Cox recently collaborated with the Dauphin Island Sea Lab to explore and collect samples from artificial reefs off the coast of Alabama.
That research focuses on how human-made structures shape the ecology of the northern Gulf of Mexico, and the effects of global environmental change on seagrass bed and artificial reef ecosystems.
Seagrass beds are an important natural resource in the northern Gulf of Mexico, according to Cox. They indirectly support commercial fishing landings, protect shorelines from storm surge and land loss, and capture carbon to buffer climate change, she said.

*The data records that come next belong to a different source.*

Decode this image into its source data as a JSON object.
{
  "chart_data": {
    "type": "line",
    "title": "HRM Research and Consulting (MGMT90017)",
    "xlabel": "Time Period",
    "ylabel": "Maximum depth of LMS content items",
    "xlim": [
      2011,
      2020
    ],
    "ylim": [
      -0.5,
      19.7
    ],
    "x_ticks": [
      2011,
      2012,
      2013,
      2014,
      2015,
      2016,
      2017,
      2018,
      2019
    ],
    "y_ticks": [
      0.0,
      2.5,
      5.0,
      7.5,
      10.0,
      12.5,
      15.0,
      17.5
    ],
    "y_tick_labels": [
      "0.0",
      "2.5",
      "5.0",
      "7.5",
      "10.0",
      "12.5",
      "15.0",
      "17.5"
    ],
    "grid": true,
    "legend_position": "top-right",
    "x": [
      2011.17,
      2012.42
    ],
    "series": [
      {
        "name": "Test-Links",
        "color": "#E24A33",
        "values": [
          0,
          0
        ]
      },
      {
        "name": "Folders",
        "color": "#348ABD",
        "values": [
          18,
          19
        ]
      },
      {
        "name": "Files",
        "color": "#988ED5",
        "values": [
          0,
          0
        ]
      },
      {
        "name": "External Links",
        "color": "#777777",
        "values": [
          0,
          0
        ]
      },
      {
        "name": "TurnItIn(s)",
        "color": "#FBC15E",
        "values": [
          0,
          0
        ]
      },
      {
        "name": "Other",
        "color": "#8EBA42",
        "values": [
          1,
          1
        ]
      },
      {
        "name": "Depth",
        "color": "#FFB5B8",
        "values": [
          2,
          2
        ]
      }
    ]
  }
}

“Things like seagrass beds help to stabilize sediment and slow wave action, and that prevents land erosion and we have a lot of land loss,” Cox said. “Then things on the reef are food for a lot of fishes that we like to harvest. So, our research is really focusing on managing those ecosystems and protecting those ecosystems and how we can do that.”
Artificial reefs are human-made structures often placed in the ocean to increase fishing opportunities and promote sea life. In the northern Gulf of Mexico, the seafloor is mostly composed of soft sediments. Therefore, artificial surfaces create habitat for invertebrates, such as barnacles, crabs, anemones and algae, that otherwise may not be there, Cox said.
“Our research questions focus on describing primary production on and surrounding reefs and the link to fish production,” Cox said. “Invertebrates are important for trophic transfer of this energy to fishes. Thus, we are also keenly interested in their physiology-ecology under ocean warming and acidification.
“Because reefs could be stepping-stones for species range expansions into warming waters, we also seek to describe the role of reefs in the maintenance and spread of nuisance and vulnerable species.”